- Interactive map of Dong Bang
- Coordinates: 18°02′43″N 104°07′51″E﻿ / ﻿18.0453°N 104.1307°E
- Country: Thailand
- Province: Bueng Kan
- Amphoe: Bueng Khong Long

Population (2020)
- • Total: 6,575
- Time zone: UTC+7 (TST)
- Postal code: 38220
- TIS 1099: 380603

= Dong Bang, Bueng Kan =

Dong Bang (ดงบัง) is a tambon (subdistrict) of Bueng Khong Long District, in Bueng Kan Province, Thailand.

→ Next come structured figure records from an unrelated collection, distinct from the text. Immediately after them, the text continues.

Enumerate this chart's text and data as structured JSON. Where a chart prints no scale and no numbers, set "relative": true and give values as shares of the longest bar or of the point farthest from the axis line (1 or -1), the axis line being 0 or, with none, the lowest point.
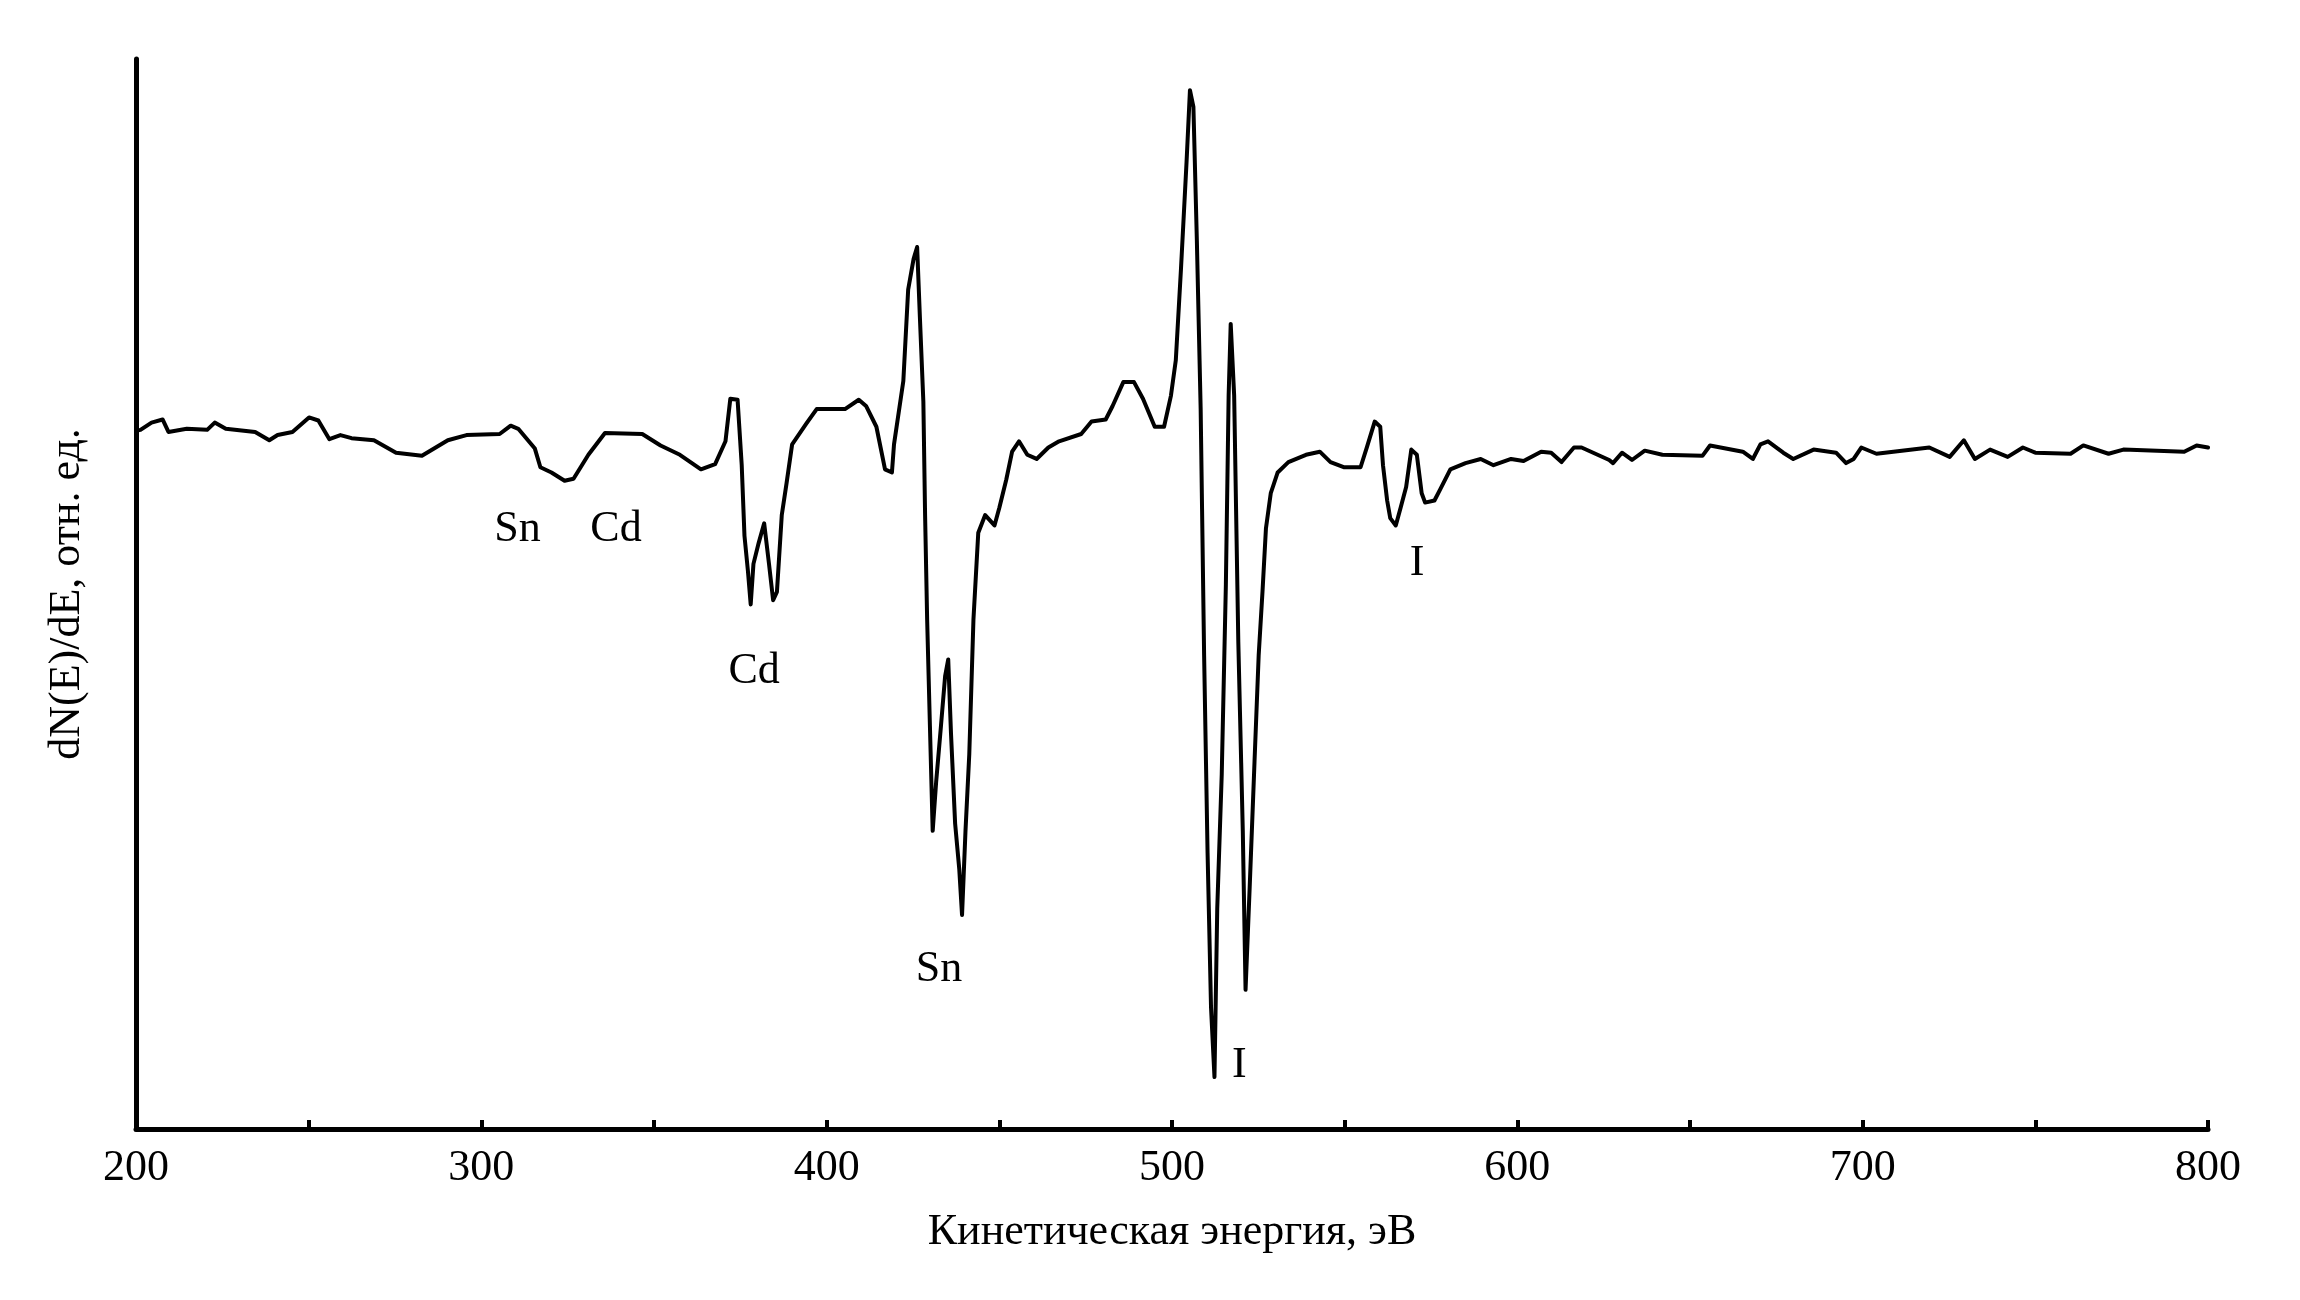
{
  "chart_data": {
    "type": "line",
    "relative": true,
    "xlabel": "Кинетическая энергия, эВ",
    "ylabel": "dN(E)/dE, отн. ед.",
    "color": "#000000",
    "line_style": "solid",
    "marker": "none",
    "grid": false,
    "xlim": [
      200,
      800
    ],
    "xticks": [
      200,
      {
        "value": 250,
        "label": null
      },
      300,
      {
        "value": 350,
        "label": null
      },
      400,
      {
        "value": 450,
        "label": null
      },
      500,
      {
        "value": 550,
        "label": null
      },
      600,
      {
        "value": 650,
        "label": null
      },
      700,
      {
        "value": 750,
        "label": null
      },
      800
    ],
    "x": [
      200,
      201.3,
      204.5,
      207.7,
      209.4,
      214.7,
      220.6,
      222.8,
      226.0,
      234.5,
      238.6,
      241.0,
      245.3,
      250.1,
      252.8,
      256.0,
      259.2,
      262.4,
      268.9,
      275.3,
      282.8,
      290.3,
      295.7,
      305.3,
      308.5,
      310.7,
      315.5,
      317.1,
      320.3,
      324.1,
      326.7,
      331.0,
      335.8,
      346.6,
      351.9,
      357.5,
      363.6,
      367.7,
      370.7,
      372.1,
      374.2,
      375.4,
      376.2,
      377.2,
      378.0,
      378.8,
      380.3,
      381.9,
      383.3,
      384.5,
      385.6,
      387.0,
      388.4,
      390.0,
      394.1,
      397.1,
      401.2,
      405.3,
      409.3,
      411.4,
      414.4,
      416.9,
      418.9,
      419.5,
      422.2,
      423.6,
      425.2,
      426.2,
      427.0,
      428.0,
      428.5,
      429.1,
      429.9,
      430.7,
      431.7,
      433.1,
      434.3,
      435.2,
      436.0,
      437.2,
      438.4,
      439.2,
      440.2,
      441.3,
      442.5,
      443.9,
      445.9,
      448.6,
      450.0,
      452.0,
      453.7,
      455.7,
      458.1,
      460.8,
      464.2,
      467.3,
      473.7,
      476.7,
      480.8,
      482.8,
      485.9,
      489.0,
      491.6,
      495.0,
      497.7,
      499.7,
      501.1,
      502.6,
      504.2,
      505.2,
      506.2,
      507.2,
      508.3,
      509.3,
      510.3,
      511.3,
      512.3,
      513.1,
      514.4,
      515.6,
      516.4,
      517.0,
      518.0,
      519.2,
      520.5,
      521.3,
      522.5,
      523.9,
      525.1,
      526.2,
      527.2,
      528.6,
      530.6,
      533.7,
      538.8,
      542.8,
      545.9,
      549.9,
      554.6,
      556.4,
      558.7,
      560.3,
      561.1,
      562.3,
      563.2,
      564.8,
      566.2,
      567.8,
      569.3,
      570.9,
      572.3,
      573.3,
      576.0,
      577.7,
      580.6,
      585.0,
      589.4,
      593.1,
      598.2,
      601.8,
      606.9,
      609.8,
      612.8,
      616.4,
      618.6,
      626.6,
      627.7,
      630.3,
      633.2,
      636.9,
      642.0,
      653.6,
      655.8,
      665.3,
      668.2,
      670.4,
      672.6,
      677.0,
      679.9,
      685.8,
      692.3,
      695.2,
      697.4,
      699.6,
      704.0,
      719.3,
      725.2,
      729.3,
      732.5,
      736.9,
      742.0,
      746.4,
      750.0,
      760.2,
      763.9,
      771.2,
      775.5,
      793.1,
      796.7,
      800
    ],
    "values": [
      0.672,
      0.673,
      0.68,
      0.683,
      0.671,
      0.674,
      0.673,
      0.68,
      0.674,
      0.671,
      0.663,
      0.668,
      0.671,
      0.685,
      0.682,
      0.664,
      0.668,
      0.665,
      0.663,
      0.651,
      0.648,
      0.663,
      0.668,
      0.669,
      0.677,
      0.674,
      0.655,
      0.637,
      0.632,
      0.624,
      0.626,
      0.649,
      0.67,
      0.669,
      0.658,
      0.649,
      0.635,
      0.64,
      0.662,
      0.703,
      0.702,
      0.639,
      0.571,
      0.537,
      0.505,
      0.544,
      0.564,
      0.583,
      0.544,
      0.509,
      0.517,
      0.591,
      0.622,
      0.659,
      0.679,
      0.693,
      0.693,
      0.693,
      0.702,
      0.696,
      0.676,
      0.635,
      0.632,
      0.659,
      0.72,
      0.808,
      0.838,
      0.849,
      0.781,
      0.7,
      0.591,
      0.49,
      0.388,
      0.287,
      0.334,
      0.388,
      0.436,
      0.452,
      0.381,
      0.294,
      0.25,
      0.206,
      0.287,
      0.361,
      0.49,
      0.574,
      0.591,
      0.581,
      0.598,
      0.625,
      0.652,
      0.662,
      0.649,
      0.645,
      0.656,
      0.662,
      0.669,
      0.681,
      0.683,
      0.696,
      0.719,
      0.719,
      0.703,
      0.676,
      0.676,
      0.706,
      0.74,
      0.828,
      0.93,
      1,
      0.984,
      0.855,
      0.693,
      0.456,
      0.266,
      0.117,
      0.05,
      0.212,
      0.341,
      0.524,
      0.706,
      0.775,
      0.706,
      0.469,
      0.287,
      0.134,
      0.233,
      0.354,
      0.456,
      0.517,
      0.578,
      0.612,
      0.632,
      0.642,
      0.649,
      0.652,
      0.642,
      0.637,
      0.637,
      0.656,
      0.681,
      0.676,
      0.639,
      0.605,
      0.588,
      0.581,
      0.598,
      0.618,
      0.654,
      0.649,
      0.612,
      0.603,
      0.605,
      0.616,
      0.635,
      0.641,
      0.645,
      0.639,
      0.645,
      0.643,
      0.652,
      0.651,
      0.642,
      0.656,
      0.656,
      0.644,
      0.641,
      0.651,
      0.644,
      0.653,
      0.649,
      0.648,
      0.658,
      0.652,
      0.645,
      0.659,
      0.662,
      0.651,
      0.645,
      0.654,
      0.651,
      0.641,
      0.645,
      0.656,
      0.65,
      0.656,
      0.647,
      0.663,
      0.645,
      0.654,
      0.647,
      0.656,
      0.651,
      0.65,
      0.658,
      0.65,
      0.654,
      0.652,
      0.658,
      0.656
    ],
    "annotations": [
      "Sn",
      "Cd",
      "Cd",
      "Sn",
      "I",
      "I"
    ]
  }
}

In 2020 it had a total population of 6,575 people.

==Administration==

===Central administration===
The tambon is subdivided into 11 administrative villages (muban).

| No. | Name | Thai |
|---|---|---|
| 01. | Ban Tha Si Khai | บ้านท่าสีไค |
| 02. | Ban Dong Suang | บ้านดงสรวง |
| 03. | Ban Lao Luang | บ้านเหล่าหลวง |
| 04. | Ban Dong Thon | บ้านดงโทน |
| 05. | Ban Dong Bang | บ้านดงบัง |
| 06. | Ban Non Sawat | บ้านโนนสวาท |
| 07. | Ban Non Sombun | บ้านโนนสมบูรณ์ |
| 08. | Ban Dong Ruea | บ้านดงเรือ |
| 09. | Ban Lao Dok Mai | บ้านเหล่าดอกไม้ |
| 10. | Ban Dong Bang Tai | บ้านดงบังใต้ |
| 11. | Ban Tha Si Khai Nuea | บ้านท่าสีไคเหนือ |

===Local administration===
The whole area of the subdistrict is covered by the subdistrict administrative organization (SAO) Dong Bang (องค์การบริหารส่วนตำบลดงบัง).